Le réalisateur gouailleur mais désabusé évoque un tournage fait avec les moyens du bord et des techniciens qui ont retardé le tournage du film, obligeant à tourner vingt minutes de scènes supplémentaires pour en arriver aux soixante-douze escomptées. Quand à l’actrice, elle revient avec une sincérité touchante sur l’expérience qui a mis un point final à sa carrière. Un mockumentaire, dans le style du Forgotten Silver de Peter Jackson, vient tromper notre exégèse sur la question. Nous apprenant par des témoignages divers (Christophe Lemaire, Jean-Francois Rauger, Rurik Sallé…) qu’en son temps Devil Story fut un phénomène de société, détrônant au box office des films comme Trois Hommes Et Un Couffin, Rambo 2 ! Malheureusement, une choquante et obscure découverte devait reléguer le film aux oubliettes, jusqu’à son exhumation par un sataniste cinéphile.

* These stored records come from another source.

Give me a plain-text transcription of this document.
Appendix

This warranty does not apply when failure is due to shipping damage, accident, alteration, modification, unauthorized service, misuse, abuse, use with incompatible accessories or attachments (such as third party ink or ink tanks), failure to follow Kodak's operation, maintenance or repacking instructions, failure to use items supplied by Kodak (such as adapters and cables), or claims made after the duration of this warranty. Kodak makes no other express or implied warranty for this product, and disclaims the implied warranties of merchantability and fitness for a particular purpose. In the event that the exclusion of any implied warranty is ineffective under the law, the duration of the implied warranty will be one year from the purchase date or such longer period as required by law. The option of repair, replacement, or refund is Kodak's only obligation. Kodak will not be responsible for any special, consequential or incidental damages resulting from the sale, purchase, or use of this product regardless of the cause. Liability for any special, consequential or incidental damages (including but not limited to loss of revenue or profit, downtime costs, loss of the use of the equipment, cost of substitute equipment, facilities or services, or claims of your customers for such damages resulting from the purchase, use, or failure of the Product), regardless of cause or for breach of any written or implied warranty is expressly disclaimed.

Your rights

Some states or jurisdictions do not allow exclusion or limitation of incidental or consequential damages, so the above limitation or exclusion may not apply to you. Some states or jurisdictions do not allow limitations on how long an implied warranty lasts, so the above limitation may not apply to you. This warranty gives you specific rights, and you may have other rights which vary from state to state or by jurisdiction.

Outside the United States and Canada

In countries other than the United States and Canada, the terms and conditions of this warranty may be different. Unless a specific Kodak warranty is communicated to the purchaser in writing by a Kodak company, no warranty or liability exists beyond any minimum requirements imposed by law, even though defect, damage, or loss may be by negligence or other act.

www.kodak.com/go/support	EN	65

Un documentaire d’époque de France 3 Normandie, un commentaire-audio du réalisateur et quelques featurettes sympathiques viennent compléter le programme. Et si vous avez encore peur de tenter le diable seul dans votre salon, vous pourrez vous faire accompagner des 400 spectateurs de la 6ème Nuit Excentrique immortalisés sur piste sonore. Un public qui a pris bien du plaisir à (re)découvrir en salle ce pur produit du terroir.